Some years ago, when I began a lengthy journey around the world, I found myself in the Panama jungle, living in a tiny community of Ngabe people. I can't say precisely why I ended up there, except that someone who lived there had asked me to visit. But I can say why the visit turned into a very long stay: it was because of a book.
It wasn't just any book, it was Tim Cahill's book, Jaguars Ripped My Flesh. It was the first travel book I ever read. Before discovering his book, I hadn't even known about travel literature as a genre of writing.
I didn't bring it with me to that remote mountaintop village--it was given to me by the Ngabe people who lived there. There was a small library, full of damp and molding books donated by Christian missionaries and volunteer workers, and resting among them was Cahill's book, left behind by a Peace Corp worker.
The people in the village loved his book. They could not read it, since they did not know English, but they revered the jaguar and held a special place for any person who survived a jaguar attack. They presented his book to me as though it was a holy thing.
And it was.
I spent many afternoons outside the village tuberculosis clinic, reading it to a small crowd of patients and their children, who asked questions about what he was doing in each part of the book. It wasn't me explaining and retelling his stories--it was him. He was a real person, alive, sitting with us on a tree stump, hands moving as he told his tales.
I was afraid in the jungle. I had never been so outside of what was familiar: everything I knew and had learned was wrong among the Ngabe. I was not an expert at anything. I had nothing to offer. I was exhausted by trying to adapt, and I often wanted to leave those first few weeks.
But Cahill's book changed that. I saw a person doing things he was afraid to do. I saw him embracing challenges. And I realized I could choose that, too. I could be fearless, or at least walk along side the fear.
His book became my constant companion. I memorized long passages from it. I could hear his voice speaking the words, telling me to pushing myself harder. Stop fighting. Be more open. Learn.
And so I stayed. I stayed in that jungle for many months, until I forgot who I had I had been when I arrived.

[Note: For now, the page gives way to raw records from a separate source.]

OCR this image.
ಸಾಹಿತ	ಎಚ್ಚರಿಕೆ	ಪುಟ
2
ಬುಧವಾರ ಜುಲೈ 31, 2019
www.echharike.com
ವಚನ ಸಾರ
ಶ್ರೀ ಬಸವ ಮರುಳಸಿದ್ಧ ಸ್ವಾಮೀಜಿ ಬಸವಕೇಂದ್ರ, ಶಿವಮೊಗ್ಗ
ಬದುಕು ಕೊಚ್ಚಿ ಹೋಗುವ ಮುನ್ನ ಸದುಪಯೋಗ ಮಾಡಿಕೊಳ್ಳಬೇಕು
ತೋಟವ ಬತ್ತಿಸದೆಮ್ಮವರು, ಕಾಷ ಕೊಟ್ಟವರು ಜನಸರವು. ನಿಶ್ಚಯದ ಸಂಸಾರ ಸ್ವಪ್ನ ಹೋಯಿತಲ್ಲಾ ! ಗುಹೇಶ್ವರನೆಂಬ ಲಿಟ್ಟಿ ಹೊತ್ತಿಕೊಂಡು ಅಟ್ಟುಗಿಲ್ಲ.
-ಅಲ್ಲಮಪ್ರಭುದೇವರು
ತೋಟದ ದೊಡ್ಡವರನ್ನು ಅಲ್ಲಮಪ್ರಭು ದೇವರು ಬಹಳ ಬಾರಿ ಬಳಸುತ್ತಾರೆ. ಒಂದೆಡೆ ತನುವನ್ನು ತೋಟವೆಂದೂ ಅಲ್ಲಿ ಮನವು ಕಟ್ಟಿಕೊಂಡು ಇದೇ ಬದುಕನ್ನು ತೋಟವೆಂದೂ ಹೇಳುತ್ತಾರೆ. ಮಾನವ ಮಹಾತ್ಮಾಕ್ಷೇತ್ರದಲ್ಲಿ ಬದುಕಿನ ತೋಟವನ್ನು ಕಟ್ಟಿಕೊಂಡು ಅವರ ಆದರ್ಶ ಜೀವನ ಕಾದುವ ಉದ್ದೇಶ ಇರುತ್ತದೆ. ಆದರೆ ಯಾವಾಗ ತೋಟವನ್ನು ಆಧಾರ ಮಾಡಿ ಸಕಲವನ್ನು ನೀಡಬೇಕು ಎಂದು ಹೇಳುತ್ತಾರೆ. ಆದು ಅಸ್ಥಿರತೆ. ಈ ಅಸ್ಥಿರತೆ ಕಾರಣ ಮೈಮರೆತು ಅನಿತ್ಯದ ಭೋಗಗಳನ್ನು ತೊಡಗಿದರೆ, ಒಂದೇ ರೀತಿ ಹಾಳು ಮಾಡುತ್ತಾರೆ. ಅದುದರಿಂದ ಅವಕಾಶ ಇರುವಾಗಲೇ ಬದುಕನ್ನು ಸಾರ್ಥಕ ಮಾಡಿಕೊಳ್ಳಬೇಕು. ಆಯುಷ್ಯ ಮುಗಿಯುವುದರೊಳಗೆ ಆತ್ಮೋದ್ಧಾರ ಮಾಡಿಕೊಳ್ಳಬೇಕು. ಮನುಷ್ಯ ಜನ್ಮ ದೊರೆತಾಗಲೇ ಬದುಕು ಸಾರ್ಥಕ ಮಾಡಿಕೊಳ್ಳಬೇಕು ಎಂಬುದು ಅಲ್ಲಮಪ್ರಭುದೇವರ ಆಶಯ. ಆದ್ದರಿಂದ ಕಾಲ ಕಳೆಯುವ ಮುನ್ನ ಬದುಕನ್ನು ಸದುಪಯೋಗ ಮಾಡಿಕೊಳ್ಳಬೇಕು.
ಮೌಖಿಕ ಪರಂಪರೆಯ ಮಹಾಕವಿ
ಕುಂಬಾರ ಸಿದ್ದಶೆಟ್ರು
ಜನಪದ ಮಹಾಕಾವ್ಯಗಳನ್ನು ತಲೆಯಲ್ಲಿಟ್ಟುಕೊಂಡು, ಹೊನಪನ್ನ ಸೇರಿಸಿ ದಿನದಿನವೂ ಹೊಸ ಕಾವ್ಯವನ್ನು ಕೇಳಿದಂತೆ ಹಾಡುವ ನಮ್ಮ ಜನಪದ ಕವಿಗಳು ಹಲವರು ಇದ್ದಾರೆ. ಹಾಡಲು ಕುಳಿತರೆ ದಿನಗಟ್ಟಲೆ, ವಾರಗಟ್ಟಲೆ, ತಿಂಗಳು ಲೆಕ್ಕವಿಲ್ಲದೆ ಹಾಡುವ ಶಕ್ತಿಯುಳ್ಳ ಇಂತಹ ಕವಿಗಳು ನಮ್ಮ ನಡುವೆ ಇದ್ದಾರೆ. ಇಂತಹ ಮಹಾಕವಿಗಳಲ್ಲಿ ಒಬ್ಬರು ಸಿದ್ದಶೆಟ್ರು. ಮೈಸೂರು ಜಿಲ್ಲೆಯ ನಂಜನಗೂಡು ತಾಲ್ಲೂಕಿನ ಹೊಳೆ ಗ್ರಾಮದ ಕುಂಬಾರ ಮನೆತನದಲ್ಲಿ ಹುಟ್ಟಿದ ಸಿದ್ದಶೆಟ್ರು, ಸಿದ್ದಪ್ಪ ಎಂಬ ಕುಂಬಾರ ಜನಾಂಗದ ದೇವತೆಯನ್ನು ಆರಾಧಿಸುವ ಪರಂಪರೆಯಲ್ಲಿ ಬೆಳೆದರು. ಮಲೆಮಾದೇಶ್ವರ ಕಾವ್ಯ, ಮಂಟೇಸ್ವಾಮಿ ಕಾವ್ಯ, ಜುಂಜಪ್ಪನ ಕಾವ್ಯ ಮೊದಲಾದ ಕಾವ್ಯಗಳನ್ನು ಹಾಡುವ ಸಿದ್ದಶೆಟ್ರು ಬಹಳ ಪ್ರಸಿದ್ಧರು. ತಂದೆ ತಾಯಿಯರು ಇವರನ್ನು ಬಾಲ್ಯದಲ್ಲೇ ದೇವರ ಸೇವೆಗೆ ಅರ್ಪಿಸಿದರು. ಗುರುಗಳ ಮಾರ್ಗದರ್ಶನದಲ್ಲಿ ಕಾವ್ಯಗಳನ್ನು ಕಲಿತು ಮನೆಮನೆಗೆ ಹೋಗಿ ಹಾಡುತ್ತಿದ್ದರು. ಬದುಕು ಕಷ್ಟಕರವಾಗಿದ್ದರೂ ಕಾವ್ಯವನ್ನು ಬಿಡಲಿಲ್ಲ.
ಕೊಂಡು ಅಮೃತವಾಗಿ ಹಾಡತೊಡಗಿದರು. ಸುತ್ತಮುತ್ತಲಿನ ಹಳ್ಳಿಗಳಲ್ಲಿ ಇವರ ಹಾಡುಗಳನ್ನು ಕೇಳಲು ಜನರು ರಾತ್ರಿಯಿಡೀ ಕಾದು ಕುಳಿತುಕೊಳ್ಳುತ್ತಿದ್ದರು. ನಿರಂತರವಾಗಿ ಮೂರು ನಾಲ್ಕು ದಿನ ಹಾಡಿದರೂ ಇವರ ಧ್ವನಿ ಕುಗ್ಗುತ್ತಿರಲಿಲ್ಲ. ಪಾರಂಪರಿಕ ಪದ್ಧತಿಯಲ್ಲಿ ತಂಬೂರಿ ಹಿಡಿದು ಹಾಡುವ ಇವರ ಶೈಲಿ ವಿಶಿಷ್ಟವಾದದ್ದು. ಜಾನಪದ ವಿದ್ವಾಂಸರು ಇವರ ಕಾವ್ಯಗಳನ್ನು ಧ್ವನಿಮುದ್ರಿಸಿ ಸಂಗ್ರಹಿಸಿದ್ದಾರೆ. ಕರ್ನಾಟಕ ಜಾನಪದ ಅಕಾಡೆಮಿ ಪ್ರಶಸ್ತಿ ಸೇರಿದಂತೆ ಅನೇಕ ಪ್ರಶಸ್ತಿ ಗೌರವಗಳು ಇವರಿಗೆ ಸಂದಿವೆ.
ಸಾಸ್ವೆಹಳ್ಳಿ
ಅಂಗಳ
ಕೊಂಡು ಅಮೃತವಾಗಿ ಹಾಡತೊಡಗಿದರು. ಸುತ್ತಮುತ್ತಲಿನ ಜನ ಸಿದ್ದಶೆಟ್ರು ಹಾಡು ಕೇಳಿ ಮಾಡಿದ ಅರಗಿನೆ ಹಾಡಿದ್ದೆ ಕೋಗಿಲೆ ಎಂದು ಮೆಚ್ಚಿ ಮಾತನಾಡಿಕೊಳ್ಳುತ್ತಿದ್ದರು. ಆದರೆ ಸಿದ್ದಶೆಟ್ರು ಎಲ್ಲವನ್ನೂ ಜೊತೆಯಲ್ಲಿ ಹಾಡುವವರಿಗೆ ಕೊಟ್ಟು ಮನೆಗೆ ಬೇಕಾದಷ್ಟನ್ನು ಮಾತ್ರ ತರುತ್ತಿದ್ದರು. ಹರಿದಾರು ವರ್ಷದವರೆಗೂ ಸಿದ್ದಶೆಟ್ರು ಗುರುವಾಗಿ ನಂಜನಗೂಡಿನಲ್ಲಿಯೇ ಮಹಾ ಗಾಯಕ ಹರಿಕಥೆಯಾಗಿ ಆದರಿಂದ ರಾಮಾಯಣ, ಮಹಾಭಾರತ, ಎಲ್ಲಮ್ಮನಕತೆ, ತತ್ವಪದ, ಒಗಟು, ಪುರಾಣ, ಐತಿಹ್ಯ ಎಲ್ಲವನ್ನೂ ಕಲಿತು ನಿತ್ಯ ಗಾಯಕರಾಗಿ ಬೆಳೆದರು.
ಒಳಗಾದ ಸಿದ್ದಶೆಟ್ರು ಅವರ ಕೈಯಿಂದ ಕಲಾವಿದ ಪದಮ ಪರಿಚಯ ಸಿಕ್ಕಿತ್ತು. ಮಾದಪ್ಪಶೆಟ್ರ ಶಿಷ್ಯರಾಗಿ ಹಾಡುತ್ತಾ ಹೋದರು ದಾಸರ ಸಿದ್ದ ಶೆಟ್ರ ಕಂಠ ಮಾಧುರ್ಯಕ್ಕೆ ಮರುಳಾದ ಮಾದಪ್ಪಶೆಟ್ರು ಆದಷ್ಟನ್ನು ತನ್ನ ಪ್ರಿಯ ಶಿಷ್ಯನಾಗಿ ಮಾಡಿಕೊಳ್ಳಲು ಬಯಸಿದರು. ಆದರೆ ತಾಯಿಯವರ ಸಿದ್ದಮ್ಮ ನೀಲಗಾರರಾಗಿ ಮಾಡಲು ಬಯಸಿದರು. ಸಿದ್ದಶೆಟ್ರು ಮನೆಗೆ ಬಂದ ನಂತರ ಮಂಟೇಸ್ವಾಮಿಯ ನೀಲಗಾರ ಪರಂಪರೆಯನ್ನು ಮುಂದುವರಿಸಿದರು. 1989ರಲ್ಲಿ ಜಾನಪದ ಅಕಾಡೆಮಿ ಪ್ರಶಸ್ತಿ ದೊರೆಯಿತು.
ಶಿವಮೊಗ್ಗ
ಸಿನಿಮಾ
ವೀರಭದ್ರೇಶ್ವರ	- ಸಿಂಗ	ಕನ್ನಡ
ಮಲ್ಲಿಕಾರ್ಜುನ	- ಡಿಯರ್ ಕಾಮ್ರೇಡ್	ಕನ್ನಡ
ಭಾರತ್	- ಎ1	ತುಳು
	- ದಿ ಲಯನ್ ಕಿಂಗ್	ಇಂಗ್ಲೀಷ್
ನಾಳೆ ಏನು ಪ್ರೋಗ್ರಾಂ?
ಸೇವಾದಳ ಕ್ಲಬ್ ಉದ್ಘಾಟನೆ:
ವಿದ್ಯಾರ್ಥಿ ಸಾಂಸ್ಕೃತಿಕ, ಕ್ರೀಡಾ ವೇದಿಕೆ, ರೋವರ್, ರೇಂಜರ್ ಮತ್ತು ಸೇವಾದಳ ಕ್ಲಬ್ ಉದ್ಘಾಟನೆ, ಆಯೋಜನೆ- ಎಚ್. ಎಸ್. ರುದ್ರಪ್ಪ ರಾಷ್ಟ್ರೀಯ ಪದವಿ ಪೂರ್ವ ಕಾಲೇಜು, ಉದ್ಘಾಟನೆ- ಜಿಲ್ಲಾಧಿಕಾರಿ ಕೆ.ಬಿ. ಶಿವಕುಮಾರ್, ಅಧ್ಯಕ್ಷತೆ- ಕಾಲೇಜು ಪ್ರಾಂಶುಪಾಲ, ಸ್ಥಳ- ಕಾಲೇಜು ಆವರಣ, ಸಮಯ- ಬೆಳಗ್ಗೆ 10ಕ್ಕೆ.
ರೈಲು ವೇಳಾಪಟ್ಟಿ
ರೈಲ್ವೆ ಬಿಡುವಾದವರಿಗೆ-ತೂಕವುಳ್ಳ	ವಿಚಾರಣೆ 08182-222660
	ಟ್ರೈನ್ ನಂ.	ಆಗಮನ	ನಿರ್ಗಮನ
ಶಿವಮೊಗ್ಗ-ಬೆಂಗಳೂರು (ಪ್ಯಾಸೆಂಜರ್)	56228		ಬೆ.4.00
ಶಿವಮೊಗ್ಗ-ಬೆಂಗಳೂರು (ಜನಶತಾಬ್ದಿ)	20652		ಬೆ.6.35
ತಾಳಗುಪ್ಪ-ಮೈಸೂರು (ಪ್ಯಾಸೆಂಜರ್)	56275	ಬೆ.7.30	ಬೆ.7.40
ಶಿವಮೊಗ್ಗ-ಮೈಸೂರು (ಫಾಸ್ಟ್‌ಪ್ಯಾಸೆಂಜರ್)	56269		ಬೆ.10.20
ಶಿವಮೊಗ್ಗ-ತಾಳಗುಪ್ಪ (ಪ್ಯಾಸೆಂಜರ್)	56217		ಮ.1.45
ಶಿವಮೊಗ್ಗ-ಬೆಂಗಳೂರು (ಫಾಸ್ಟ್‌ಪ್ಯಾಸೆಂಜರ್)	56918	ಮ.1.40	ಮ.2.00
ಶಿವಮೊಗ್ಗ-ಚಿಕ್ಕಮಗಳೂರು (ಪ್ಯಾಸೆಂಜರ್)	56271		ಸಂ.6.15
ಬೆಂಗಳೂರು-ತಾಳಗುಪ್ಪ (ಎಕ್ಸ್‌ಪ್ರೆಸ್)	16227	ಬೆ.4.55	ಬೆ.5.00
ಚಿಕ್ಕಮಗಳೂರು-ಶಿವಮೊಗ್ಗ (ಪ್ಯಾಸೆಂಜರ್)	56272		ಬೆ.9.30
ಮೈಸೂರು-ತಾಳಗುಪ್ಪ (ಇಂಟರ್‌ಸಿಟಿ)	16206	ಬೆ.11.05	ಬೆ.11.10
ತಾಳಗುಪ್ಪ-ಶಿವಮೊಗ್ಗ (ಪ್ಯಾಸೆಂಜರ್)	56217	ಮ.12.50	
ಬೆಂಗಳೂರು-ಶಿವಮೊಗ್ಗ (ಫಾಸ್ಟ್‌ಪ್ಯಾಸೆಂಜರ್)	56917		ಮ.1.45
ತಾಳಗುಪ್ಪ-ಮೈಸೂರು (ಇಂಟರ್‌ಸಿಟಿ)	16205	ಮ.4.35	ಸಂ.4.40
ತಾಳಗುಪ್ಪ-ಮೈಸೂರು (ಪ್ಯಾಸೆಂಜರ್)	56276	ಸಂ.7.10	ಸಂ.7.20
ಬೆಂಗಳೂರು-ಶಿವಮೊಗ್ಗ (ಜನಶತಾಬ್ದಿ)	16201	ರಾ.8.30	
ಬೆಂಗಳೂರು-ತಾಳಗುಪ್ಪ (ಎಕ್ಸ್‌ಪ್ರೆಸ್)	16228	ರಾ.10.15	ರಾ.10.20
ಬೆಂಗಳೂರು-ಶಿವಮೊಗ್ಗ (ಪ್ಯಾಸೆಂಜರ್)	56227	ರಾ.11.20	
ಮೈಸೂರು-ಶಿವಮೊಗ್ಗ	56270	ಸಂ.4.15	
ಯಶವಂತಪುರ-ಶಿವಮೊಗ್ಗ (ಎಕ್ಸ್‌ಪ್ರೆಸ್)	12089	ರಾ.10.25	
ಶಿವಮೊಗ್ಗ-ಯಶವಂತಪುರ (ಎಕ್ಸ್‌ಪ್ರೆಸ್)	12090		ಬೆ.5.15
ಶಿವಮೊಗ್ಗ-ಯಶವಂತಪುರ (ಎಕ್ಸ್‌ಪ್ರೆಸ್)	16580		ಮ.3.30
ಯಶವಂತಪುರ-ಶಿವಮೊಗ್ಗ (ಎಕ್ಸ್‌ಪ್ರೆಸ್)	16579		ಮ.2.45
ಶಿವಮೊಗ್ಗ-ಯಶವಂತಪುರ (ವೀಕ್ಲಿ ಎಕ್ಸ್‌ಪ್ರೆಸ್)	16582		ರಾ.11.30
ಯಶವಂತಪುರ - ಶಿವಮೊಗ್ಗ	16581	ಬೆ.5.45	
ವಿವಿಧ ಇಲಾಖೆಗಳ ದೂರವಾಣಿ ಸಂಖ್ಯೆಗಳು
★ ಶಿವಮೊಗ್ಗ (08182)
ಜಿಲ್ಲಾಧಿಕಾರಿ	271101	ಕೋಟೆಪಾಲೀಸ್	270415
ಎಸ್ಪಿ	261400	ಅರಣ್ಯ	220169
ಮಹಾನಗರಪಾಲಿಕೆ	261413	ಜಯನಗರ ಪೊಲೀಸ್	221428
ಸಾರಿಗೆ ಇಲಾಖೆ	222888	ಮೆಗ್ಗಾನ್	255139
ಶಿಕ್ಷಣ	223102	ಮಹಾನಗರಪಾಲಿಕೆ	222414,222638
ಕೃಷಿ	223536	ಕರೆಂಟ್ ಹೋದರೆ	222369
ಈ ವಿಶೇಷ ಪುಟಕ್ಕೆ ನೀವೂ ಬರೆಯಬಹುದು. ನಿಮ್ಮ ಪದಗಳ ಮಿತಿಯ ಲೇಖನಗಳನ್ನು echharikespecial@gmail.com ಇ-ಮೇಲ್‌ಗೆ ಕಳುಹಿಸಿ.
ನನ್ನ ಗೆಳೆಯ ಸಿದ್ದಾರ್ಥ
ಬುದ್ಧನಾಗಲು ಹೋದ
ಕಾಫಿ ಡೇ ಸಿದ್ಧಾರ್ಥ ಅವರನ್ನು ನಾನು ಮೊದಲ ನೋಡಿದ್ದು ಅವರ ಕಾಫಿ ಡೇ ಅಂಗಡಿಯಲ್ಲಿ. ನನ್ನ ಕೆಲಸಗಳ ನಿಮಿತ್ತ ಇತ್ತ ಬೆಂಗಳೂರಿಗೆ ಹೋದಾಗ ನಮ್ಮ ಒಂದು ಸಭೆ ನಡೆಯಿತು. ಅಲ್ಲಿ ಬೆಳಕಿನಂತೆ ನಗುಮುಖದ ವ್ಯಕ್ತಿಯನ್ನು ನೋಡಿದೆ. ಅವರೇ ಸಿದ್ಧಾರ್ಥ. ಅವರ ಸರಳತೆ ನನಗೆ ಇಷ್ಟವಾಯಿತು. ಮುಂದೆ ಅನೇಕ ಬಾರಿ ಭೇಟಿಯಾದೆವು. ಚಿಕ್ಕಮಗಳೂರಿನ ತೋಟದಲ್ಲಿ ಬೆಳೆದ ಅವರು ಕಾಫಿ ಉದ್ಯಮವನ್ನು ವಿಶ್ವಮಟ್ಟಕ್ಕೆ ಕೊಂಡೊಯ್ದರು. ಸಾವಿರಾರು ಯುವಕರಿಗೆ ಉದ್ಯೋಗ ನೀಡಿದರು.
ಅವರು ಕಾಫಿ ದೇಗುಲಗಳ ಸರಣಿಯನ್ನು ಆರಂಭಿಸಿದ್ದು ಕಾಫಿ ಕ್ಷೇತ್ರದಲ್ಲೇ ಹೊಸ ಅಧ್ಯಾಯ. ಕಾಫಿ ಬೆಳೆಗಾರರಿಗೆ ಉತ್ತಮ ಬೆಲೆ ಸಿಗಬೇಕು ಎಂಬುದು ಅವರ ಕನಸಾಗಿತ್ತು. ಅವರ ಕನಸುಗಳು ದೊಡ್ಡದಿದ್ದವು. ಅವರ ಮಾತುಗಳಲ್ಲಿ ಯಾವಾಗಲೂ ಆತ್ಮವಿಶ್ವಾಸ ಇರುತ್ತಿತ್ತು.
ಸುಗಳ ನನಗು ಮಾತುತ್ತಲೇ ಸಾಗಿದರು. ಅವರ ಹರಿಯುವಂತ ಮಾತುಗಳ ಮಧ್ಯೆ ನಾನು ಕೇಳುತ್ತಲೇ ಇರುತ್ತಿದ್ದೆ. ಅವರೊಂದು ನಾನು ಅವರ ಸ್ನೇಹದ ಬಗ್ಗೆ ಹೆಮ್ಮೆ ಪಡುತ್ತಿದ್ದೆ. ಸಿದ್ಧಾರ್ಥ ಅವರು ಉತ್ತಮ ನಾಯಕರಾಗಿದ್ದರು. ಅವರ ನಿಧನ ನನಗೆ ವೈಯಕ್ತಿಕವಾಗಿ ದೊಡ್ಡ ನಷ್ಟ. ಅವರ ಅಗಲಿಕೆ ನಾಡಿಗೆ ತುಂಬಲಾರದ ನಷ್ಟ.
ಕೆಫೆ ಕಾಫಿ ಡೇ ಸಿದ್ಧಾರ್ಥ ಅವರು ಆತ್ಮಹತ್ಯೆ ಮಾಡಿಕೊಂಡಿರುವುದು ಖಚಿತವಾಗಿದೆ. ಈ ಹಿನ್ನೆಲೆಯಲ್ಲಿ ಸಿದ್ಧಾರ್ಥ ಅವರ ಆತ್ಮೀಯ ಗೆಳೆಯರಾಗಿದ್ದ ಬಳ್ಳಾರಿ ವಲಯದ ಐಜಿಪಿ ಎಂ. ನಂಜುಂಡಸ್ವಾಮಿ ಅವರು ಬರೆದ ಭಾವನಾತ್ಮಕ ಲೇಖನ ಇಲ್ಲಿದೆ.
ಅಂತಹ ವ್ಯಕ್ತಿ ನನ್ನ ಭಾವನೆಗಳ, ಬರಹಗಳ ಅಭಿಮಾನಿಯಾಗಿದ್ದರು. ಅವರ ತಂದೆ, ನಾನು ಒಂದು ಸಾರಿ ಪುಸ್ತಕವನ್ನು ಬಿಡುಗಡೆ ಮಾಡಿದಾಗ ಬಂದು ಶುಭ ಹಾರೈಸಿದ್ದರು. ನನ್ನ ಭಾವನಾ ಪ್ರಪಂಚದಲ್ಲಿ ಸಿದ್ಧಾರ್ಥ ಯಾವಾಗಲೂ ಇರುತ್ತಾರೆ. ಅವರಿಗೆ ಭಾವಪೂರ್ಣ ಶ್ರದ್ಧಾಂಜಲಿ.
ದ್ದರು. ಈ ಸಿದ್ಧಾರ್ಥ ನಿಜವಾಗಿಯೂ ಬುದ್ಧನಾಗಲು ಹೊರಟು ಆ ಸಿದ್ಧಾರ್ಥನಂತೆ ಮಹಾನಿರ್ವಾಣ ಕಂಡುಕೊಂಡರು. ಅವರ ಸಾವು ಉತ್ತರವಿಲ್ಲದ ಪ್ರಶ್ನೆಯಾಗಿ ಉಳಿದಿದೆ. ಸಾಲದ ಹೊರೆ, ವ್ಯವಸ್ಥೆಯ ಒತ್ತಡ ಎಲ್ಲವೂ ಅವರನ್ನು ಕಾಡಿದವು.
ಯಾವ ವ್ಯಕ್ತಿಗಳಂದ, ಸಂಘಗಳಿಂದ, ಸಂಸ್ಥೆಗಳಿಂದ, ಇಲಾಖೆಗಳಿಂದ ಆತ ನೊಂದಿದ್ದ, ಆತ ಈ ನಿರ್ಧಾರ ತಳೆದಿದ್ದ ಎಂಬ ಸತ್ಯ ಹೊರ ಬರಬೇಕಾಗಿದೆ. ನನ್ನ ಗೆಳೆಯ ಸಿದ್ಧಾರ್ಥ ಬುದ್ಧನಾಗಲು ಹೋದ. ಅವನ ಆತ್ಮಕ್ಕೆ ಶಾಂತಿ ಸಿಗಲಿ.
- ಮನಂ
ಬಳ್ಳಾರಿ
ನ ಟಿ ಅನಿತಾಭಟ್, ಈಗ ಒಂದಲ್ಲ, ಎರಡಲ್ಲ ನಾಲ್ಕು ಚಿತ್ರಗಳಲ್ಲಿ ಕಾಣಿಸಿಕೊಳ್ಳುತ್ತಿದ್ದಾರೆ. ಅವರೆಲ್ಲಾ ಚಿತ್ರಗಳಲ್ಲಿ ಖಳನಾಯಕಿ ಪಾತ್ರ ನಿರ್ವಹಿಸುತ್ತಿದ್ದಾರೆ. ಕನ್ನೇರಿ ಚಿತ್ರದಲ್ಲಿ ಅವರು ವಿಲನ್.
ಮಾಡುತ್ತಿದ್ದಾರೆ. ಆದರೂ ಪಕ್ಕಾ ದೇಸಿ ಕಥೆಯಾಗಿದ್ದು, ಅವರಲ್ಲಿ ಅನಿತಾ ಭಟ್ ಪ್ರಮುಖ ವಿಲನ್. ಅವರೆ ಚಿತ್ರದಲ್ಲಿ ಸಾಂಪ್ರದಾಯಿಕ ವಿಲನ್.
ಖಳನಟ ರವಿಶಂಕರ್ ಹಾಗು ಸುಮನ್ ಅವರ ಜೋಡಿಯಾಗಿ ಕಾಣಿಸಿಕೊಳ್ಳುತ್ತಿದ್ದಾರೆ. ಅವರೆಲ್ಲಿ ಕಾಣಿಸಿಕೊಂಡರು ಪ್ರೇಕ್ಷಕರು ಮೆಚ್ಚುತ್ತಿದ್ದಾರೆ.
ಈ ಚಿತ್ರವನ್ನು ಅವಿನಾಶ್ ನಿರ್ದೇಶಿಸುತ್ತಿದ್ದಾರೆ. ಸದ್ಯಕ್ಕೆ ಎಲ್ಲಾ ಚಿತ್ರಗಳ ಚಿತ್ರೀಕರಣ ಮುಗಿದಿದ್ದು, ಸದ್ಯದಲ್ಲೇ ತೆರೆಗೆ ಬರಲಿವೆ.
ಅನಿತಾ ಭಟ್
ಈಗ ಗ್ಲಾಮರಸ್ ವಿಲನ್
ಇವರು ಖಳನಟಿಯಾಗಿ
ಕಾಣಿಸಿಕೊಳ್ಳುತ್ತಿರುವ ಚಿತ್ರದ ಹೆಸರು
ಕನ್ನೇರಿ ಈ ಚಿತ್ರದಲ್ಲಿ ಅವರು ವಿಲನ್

About a year ago, I met Cahill in person. His voice was exactly like I had imagined it would be. Since that time, he has been a constant mentor, guide and friend. But really, he became that mentor in the jungle. His book changed my life. His stories changed my path. Because of his words I started a journey that I haven't stopped: living a life without fear. And he continues to inspire me to write well and deeply, to overcome, to refine my voice.
Tomorrow morning, I post an interview with Cahill about travel, writing, and his life. It's a phenomenal experience for me, to go from reading a book he wrote to connecting with him in such a personal way.
I am so blessed and so extraordinarily happy with life tonight.